More and more frequently I’m finding myself presenting data to clients. Wether

it’s through code reviews or performance

audits, taking a statistical look at code

is an important part of my job, and it needs presenting to my clients in a way

that is representative and honest. This has led me more and more into looking at

different averages, and knowing when to use the correct one for each scenario.

Interestingly, I have found that the mean, the average most commonly referred to

as simply the average

, is usually the least useful.

I want to step through the relative merits of each, using some real life

examples.

**Disclaimers:** Firstly, I’m by no means a statistician or data

scientist; if anything in here isn’t quite correct, please let me know.
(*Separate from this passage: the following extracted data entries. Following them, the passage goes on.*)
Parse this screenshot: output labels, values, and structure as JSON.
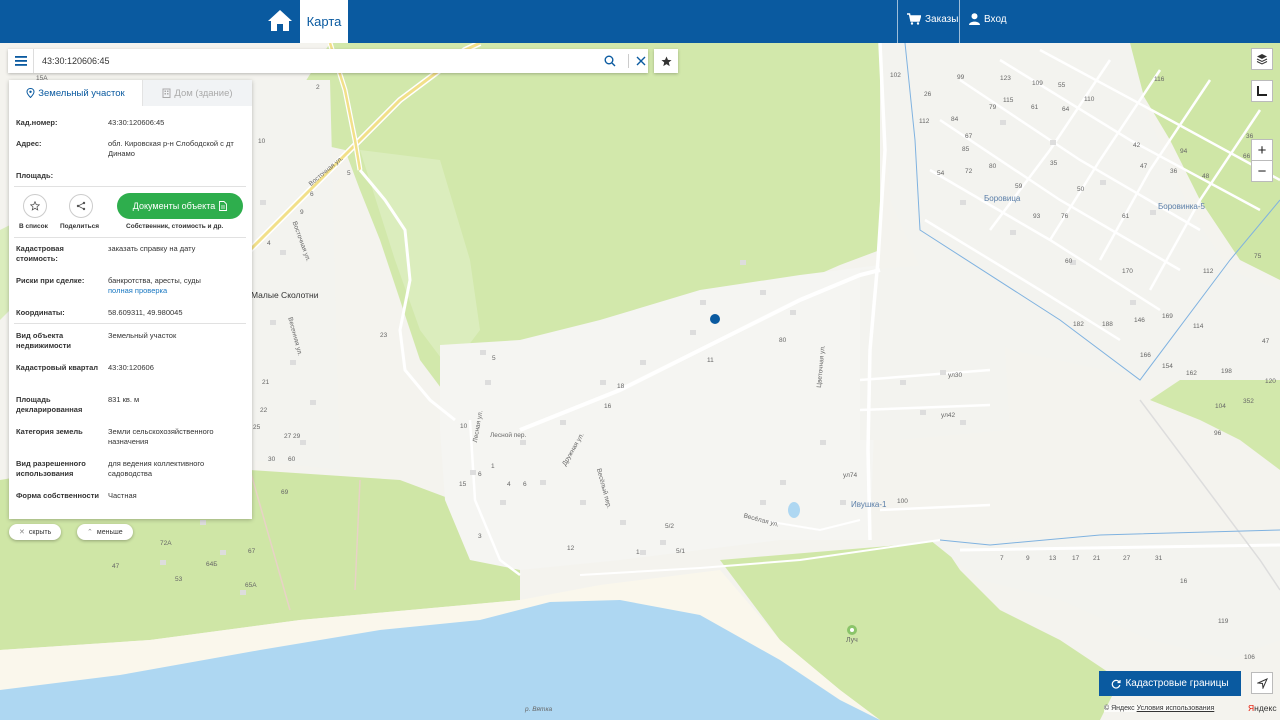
{
  "topbar": {
    "tab_map": "Карта",
    "orders": "Заказы",
    "login": "Вход"
  },
  "search": {
    "value": "43:30:120606:45"
  },
  "panel": {
    "tab_land": "Земельный участок",
    "tab_house": "Дом (здание)",
    "cad_number_label": "Кад.номер:",
    "cad_number": "43:30:120606:45",
    "address_label": "Адрес:",
    "address": "обл. Кировская р-н Слободской с дт Динамо",
    "area_label": "Площадь:",
    "to_list": "В список",
    "share": "Поделиться",
    "docs_button": "Документы объекта",
    "docs_sub": "Собственник, стоимость и др.",
    "cad_value_label": "Кадастровая стоимость:",
    "cad_value_link": "заказать справку на дату",
    "risks_label": "Риски при сделке:",
    "risks": "банкротства, аресты, суды",
    "risks_link": "полная проверка",
    "coords_label": "Координаты:",
    "coords": "58.609311, 49.980045",
    "type_label": "Вид объекта недвижимости",
    "type": "Земельный участок",
    "quarter_label": "Кадастровый квартал",
    "quarter": "43:30:120606",
    "declared_area_label": "Площадь декларированная",
    "declared_area": "831 кв. м",
    "category_label": "Категория земель",
    "category": "Земли сельскохозяйственного назначения",
    "permitted_use_label": "Вид разрешенного использования",
    "permitted_use": "для ведения коллективного садоводства",
    "ownership_label": "Форма собственности",
    "ownership": "Частная"
  },
  "panel_controls": {
    "hide": "скрыть",
    "less": "меньше"
  },
  "map": {
    "places": {
      "malye_skolotni": "Малые Сколотни",
      "borovitsa": "Боровица",
      "borovinka": "Боровинка-5",
      "ivushka": "Ивушка-1",
      "luch": "Луч"
    },
    "streets": {
      "vostochnaya": "Восточная ул.",
      "vostochnaya2": "Восточная ул.",
      "vesennaya": "Весенняя ул.",
      "lesnaya": "Лесная ул.",
      "lesnoy_per": "Лесной пер.",
      "druzhnaya": "Дружная ул.",
      "vesely_per": "Весёлый пер.",
      "tsvetochnaya": "Цветочная ул.",
      "veselaya": "Весёлая ул.",
      "u30": "ул30",
      "u42": "ул42",
      "u74": "ул74",
      "river": "р. Вятка"
    },
    "numbers": [
      "15А",
      "2",
      "10",
      "4",
      "23",
      "5",
      "9",
      "6",
      "11",
      "20",
      "21",
      "22",
      "25",
      "27",
      "29",
      "30",
      "60",
      "69",
      "72А",
      "67",
      "64Б",
      "47",
      "53",
      "65А",
      "11",
      "80",
      "18",
      "5",
      "16",
      "10",
      "1",
      "6",
      "15",
      "4",
      "6",
      "12",
      "5/2",
      "5/1",
      "1",
      "3",
      "7",
      "9",
      "13",
      "17",
      "21",
      "27",
      "31",
      "16",
      "119",
      "106",
      "100",
      "102",
      "99",
      "123",
      "109",
      "55",
      "26",
      "115",
      "110",
      "116",
      "112",
      "84",
      "79",
      "61",
      "64",
      "67",
      "85",
      "80",
      "59",
      "35",
      "50",
      "42",
      "54",
      "72",
      "93",
      "76",
      "61",
      "47",
      "36",
      "48",
      "60",
      "170",
      "146",
      "169",
      "114",
      "182",
      "188",
      "166",
      "154",
      "162",
      "198",
      "352",
      "120",
      "104",
      "96",
      "36",
      "75",
      "47",
      "66",
      "94",
      "112"
    ]
  },
  "controls": {
    "cad_boundaries": "Кадастровые границы",
    "copyright": "© Яндекс",
    "terms": "Условия использования",
    "yandex_ya": "Я",
    "yandex_rest": "ндекс"
  },
  "colors": {
    "brand": "#0a5aa0",
    "green_button": "#2eae4d",
    "link": "#1a78c2",
    "forest": "#cfe6a8",
    "water": "#aed7f2"
  }
}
Secondly, I deal with relatively small data sets, so we don’t need to worry

about more complex measurements (e.g. standard deviation or interquartile

ranges); sticking with simplified concepts is fine. Finally, all of the data in

this article is fictional, please do not cite any figures in any other articles

or papers.

## The Mean

The mean is the most common average we’re likely to be aware of. It works well

when trying to get a representative overview of a data set with a small range;

it is much less representative if we have extremities in our data. If you’ve

ever split a bill at a restaurant, you’ve used a mean average. We arrive at the

mean by adding all of our data points together and then dividing by the number

of data points there were, e.g.:

Person | Cost |
---|---|

Harry | £42 |

Stephanie | £39 |

Amit | £41 |

Anna | £47 |

Laura | £39 |

If we’re going to split this bill, then we’d work out the mean:

(42 + 39 + 41 + 47 + 39) ÷ 5 = 41.6

I’m sure you’d all agree that £41.60 is a pretty fair price to pay for your meal

if we’re splitting the bill.

### Problems with the Mean

However, if Chad comes along and orders the wagyu steak at £125, we’re going to

have a different outcome altogether:

Person | Cost |
---|---|

Harry | £42 |

Stephanie | £39 |

Amit | £41 |

Anna | £47 |

Laura | £39 |

Chad | £125 |

(42 + 39 + 41 + 47 + 39 + 125) ÷ 6 = 55.5

Paying £55.50 each to subsidise Chad’s expensive taste isn’t quite so fair.
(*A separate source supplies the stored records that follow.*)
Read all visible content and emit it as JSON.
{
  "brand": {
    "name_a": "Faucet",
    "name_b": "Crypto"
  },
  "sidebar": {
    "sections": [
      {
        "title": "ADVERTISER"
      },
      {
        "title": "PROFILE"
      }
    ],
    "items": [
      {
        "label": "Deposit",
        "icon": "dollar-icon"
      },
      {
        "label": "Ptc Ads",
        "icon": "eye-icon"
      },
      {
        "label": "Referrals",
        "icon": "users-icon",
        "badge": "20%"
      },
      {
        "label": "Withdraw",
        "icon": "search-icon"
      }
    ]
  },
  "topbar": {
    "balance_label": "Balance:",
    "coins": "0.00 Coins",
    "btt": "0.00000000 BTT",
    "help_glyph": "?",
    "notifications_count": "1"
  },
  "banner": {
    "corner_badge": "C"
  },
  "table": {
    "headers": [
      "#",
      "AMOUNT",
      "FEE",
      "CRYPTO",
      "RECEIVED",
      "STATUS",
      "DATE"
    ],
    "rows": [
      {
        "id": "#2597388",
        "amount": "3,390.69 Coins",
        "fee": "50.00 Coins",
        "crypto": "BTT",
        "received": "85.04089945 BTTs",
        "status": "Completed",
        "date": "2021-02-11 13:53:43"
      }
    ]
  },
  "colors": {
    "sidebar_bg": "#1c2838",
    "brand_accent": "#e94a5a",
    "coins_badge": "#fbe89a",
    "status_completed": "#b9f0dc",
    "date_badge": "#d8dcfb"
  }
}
I’ve mentioned issues with the mean before, in my previous post about

Parker.

Sometimes it’s nicer to know either a more representative single number, or to

know that *most values are x*.

**Use the mean if you want a fair or representative take on a data set with a
very small range.** Honestly, I find that the mean is seldom useful in the work

I do, so let’s leave it there.

## The Median

The median is great for working out a good representation of a data set that

contains statistical outliers, or data with a large range. The median is simply

the middlemost data point in a set that has been arranged in ascending order;

finding the middle point helps us to trim off any statistical outliers and

anomalies.

Here’s an actual use case from just yesterday. I was doing a code review for a

client and was concerned that their Gulp task took a long time to complete. I

took a measurement of five runs and ascertained the median value:

Run | Duration (s) |
---|---|

1 | 74 |

2 | 68 |

3 | 70 |

4 | 138 |

5 | 69 |

So you take your data points: 74, 68, 70, 138, 69

Reorder them: 68, 69, 70, 74, 138

And pick the centre point: ~~68~~, ~~69~~, **70**, ~~74~~, ~~138~~

**Tip:** Whenever you run tests like this one, run an odd number of them

(e.g. 5) so that the median is easier to find.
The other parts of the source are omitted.